Fisher Doctor sells a restore kit for these? They include schematics, I suppose. I don't worry about original appearance, esp. underneath.Wish I had the wood case.
Follow Ups:
I'm working on an 800C now. First, you can find a schematic on Tom Bavis's website. You'll see the 4 links to the gif files most of the way down the page. Also there's a number of posts that discuss the rebuilding of these, and similar, receivers if you search this forum.After reading through a number of these posts, I ordered the parts I needed from Jim McShane -- and he made many very helpful suggestions in the process. This just saved me tons of head-scratching and made the experience quite fun.
Thanks, I'm starting to put together the shopping list. Sounds like adding the resistors from cathode to ground on the 7591's is a priority, but I am hearing values from 1 ohm to 10 ohm @ 5W+. What is preferred?Pete
Adding the resistors lets you pick the best matched tubes if you have any extras.

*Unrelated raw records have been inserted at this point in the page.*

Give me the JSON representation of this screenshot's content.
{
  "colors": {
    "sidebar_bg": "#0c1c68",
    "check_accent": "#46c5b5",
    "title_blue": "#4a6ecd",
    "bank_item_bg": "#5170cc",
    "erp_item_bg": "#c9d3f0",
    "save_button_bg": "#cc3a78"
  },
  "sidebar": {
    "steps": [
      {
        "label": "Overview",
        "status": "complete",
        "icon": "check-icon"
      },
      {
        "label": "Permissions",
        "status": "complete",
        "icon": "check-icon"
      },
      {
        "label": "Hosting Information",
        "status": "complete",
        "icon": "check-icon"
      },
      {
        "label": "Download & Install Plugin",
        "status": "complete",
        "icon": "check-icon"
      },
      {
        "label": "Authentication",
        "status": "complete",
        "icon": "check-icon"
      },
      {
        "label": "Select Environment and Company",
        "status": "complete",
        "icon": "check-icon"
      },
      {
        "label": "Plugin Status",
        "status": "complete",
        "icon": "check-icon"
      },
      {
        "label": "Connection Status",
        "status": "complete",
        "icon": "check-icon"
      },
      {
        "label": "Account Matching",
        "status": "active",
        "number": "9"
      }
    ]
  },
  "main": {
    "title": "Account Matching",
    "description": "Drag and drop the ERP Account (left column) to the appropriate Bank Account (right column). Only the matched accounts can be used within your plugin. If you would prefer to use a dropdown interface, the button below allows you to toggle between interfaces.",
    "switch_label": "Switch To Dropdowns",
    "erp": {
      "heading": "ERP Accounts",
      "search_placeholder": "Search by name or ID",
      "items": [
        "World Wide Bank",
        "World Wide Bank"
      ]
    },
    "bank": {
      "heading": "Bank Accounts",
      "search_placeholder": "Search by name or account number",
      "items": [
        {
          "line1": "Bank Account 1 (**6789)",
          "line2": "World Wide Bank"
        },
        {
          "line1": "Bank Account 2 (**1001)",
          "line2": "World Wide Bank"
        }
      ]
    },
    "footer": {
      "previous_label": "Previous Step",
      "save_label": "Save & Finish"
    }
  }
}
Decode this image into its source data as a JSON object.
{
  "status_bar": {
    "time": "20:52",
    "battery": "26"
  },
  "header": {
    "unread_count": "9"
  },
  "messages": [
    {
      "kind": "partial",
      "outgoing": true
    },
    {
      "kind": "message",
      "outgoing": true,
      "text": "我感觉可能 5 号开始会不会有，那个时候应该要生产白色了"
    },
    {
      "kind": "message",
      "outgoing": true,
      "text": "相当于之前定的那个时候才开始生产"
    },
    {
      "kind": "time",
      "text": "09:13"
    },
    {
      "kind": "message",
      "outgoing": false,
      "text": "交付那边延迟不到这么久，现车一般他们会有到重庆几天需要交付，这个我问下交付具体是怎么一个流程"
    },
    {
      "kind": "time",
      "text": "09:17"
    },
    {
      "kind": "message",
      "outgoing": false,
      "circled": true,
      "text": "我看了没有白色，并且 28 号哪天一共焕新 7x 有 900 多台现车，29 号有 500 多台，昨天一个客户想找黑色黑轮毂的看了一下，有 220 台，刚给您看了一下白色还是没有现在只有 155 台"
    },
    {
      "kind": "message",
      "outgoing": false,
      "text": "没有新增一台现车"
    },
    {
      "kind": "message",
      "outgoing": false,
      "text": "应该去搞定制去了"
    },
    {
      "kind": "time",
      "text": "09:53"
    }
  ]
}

I used 10 Ohm, 1/2W. At 50 mA there's 1/4W of heat, and they usually are biased about 30-40 mA. A 5W part won't protect the output transformer... If you're gong to use modern tubes (only JJs will fit if you have a case...), you might want to reduce the grid resistors to 220K or 150K and increase the coupling caps by the same proportion. This may keep a tube with marginal leakage or grid emission from going "runaway".
Thank you, Tom. By coincidence, I got this 800C just after completing the restoration of my Fisher 680-A power amp with 7591's, and used your advice on that one. So you might say one was practice and 'learning curve' for the other. Obviously, they are different.
10ohm, 1/2W resistors are now on the shopping list.I grew up in Western NY, and my brother worked for Kodak, though in the now long-gone pharmaceuticals division.
Your website is helpful.
Any and all advice welcome.Pete
Vacuum Tube Valley also sells a good kit for the 800's - and it's not too hard to figure one out on your own with a schematic.I have two 800B's - one's a nice working unit; the other's a candidate for restoration. I like the AM - FM dual display and simul-cast capability.
On the case front, good news is, the same cases that fit the 400's and 500's will accomodate an 800. And they all look great.
Also, the scope isn't so necessary for these kinds of repairs...but if you're in the Seattle area I'd be happy to help you out.
Good luck - I know these guys aren't super-audiophile quality sound, but they sure sound good, don't they? And they look great doing it. We should all be so lucky when we're 50 years plus, eh?